56: Elijah?

Nachdem ich ausgepackt hatte, nahm ich mir wie mechanisch mein Handy. Mir wollte einfach das Bild von Damons Wunde nicht mehr aus dem Kopf gehen, was vermutlich unter anderem auch der Grund war, warum ich so mies drauf war. Ich überlegte, wen ich anrufen könnte, um zu reden. Ich würde niemandem von Damons Biss erzählen, das war ja wohl mal klar und da ich sonst nur mit Stefan darüber konnte, mit dem ich gerade nicht reden wollte, rief ich bei Elijah an. Ich würde ihm nichts von Damon erzählen, aber ich wollte wissen, was aus seiner Sicht heute Nacht passiert war.

"Wer ist da?"

"Elijah, ich bin's."

"Mary?"

"Wer sonst?"

"Es tut mir leid."

"Was denn? Dass du Klaus gerettet hast oder dass das dazu geführt hat, dass mein Vater vollkommen umsonst gestorben ist?"

"Dein Vater ist tot?"

Ich nickte, auch wenn er das am Telefon nicht mitbekam, aber mir stiegen die Tränen in die Augen, und ich konnte nicht mehr reden, weil ich einen dicken Kloß im Hals hatte. Elijah schien zu verstehen, denn er meinte: "Ich bin sofort da."

Und tatsächlich, keine Minute später stand er vor meiner Haustür. Ich öffnete die Tür und sah ihn fragend an: "Wieso bist du nicht einfach so reingekommen?"

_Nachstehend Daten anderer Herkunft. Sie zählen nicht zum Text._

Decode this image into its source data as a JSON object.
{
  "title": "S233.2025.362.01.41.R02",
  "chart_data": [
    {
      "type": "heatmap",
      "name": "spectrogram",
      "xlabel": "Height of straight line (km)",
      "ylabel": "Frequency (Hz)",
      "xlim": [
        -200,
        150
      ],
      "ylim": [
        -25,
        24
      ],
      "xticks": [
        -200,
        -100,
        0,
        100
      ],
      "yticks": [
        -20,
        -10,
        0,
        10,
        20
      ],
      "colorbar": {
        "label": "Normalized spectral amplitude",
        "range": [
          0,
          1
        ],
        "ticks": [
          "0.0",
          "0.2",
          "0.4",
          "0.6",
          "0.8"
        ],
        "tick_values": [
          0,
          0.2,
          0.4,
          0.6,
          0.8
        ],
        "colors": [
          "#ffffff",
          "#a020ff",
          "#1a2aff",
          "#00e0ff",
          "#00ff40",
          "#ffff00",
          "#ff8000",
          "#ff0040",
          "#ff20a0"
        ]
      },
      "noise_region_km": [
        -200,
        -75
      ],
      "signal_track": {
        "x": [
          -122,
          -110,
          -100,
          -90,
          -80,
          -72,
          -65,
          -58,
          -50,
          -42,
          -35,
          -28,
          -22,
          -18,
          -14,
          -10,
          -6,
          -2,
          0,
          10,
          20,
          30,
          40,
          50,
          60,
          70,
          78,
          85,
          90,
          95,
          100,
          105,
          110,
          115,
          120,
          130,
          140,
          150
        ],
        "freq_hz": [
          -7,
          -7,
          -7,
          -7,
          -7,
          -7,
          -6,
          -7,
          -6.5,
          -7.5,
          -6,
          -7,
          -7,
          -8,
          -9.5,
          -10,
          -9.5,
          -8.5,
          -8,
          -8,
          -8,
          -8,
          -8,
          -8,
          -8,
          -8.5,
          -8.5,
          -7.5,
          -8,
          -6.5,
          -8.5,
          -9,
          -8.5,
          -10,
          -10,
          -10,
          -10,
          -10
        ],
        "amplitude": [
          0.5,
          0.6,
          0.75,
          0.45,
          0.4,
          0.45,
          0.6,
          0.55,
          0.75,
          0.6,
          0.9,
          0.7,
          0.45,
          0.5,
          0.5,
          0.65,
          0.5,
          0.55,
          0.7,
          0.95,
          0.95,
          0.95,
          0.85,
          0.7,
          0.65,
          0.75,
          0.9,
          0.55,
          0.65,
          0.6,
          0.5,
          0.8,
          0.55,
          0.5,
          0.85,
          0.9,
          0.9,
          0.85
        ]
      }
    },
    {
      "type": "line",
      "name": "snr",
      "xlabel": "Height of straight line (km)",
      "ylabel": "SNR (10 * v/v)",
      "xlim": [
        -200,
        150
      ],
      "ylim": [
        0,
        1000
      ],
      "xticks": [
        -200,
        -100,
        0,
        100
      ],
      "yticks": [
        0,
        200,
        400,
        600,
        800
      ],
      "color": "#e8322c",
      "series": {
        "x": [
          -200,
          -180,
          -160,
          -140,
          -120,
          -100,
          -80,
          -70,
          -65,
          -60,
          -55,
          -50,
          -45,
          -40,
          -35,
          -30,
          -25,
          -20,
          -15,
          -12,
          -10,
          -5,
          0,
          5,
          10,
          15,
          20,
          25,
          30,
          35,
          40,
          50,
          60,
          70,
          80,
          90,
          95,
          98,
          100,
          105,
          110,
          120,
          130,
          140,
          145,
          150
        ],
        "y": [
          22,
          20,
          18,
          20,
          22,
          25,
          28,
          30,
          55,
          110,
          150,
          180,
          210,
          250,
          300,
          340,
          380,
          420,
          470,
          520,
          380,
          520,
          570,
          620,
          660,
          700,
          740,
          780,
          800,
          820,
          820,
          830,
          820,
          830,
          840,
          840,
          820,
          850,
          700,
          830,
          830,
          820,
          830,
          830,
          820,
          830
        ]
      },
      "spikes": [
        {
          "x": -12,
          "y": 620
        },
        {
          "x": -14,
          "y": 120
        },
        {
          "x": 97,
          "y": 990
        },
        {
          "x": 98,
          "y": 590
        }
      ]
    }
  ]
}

"Ich wusste nicht, ob ich noch erwünscht war."

"Bist du immer. Du bist mein Bruder."

"Es tut mir unglaublich leid, Mary. Ich wollte Klaus töten, ich schwöre es, aber er meinte, dass Kol und FInn nicht im Meer sind. Es war der einzige Weg wieder zu ihnen zu finden, bitte verstehe doch."

"Ich verstehe dich..."

"Danke."

"...aber ich finde es trotzdem nicht gut. Ich finde es sogar ziemlich ätzend."

"Ich auch, Mary, ich auch. Aber jetzt sag, wieso ist John Gilbert gestorben?"

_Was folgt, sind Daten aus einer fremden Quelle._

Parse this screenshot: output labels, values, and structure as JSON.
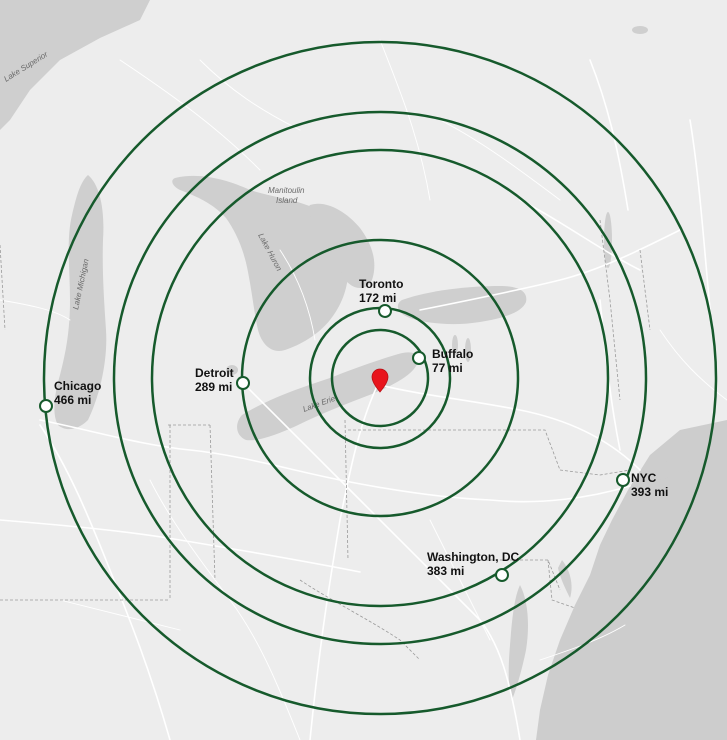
{
  "map": {
    "colors": {
      "land": "#ededed",
      "water": "#cfcfcf",
      "ring": "#165a2c",
      "pin": "#e8141c",
      "marker_fill": "#ffffff",
      "text": "#111111"
    },
    "geo_labels": {
      "lake_superior": "Lake Superior",
      "manitoulin_line1": "Manitoulin",
      "manitoulin_line2": "Island",
      "lake_huron": "Lake Huron",
      "lake_michigan": "Lake Michigan",
      "lake_erie": "Lake Erie"
    },
    "center_pin": {
      "icon": "map-pin-icon"
    },
    "rings_miles": [
      77,
      172,
      289,
      383,
      393,
      466
    ],
    "cities": [
      {
        "id": "chicago",
        "name": "Chicago",
        "distance": "466 mi"
      },
      {
        "id": "detroit",
        "name": "Detroit",
        "distance": "289 mi"
      },
      {
        "id": "toronto",
        "name": "Toronto",
        "distance": "172 mi"
      },
      {
        "id": "buffalo",
        "name": "Buffalo",
        "distance": "77 mi"
      },
      {
        "id": "nyc",
        "name": "NYC",
        "distance": "393 mi"
      },
      {
        "id": "washington",
        "name": "Washington, DC",
        "distance": "383 mi"
      }
    ]
  }
}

"Er hat Elena gerettet. Aber damit ein Mensch wieder auferstehen kann, muss ein anderer sterben, damit das Gleichgewicht der Natur nicht verletzt wird oder so."

"Dann ist er nicht umsonst gestorben. Sein Tod war nicht sinnlos. Dank seines Opfers bleibt Elena ein Mensch."

"Ja, aber auch Elenas Tod war sinnlos, jedenfalls für uns. Klaus ist jetzt nur noch mächtiger geworden. Und wir haben nichts außer John, der gestorben ist, und Elena, die tot sein müsste."

"Wir haben unsere Familie, Mary. Würdest du nicht auch gerne deine anderen Brüder kennenlernen?"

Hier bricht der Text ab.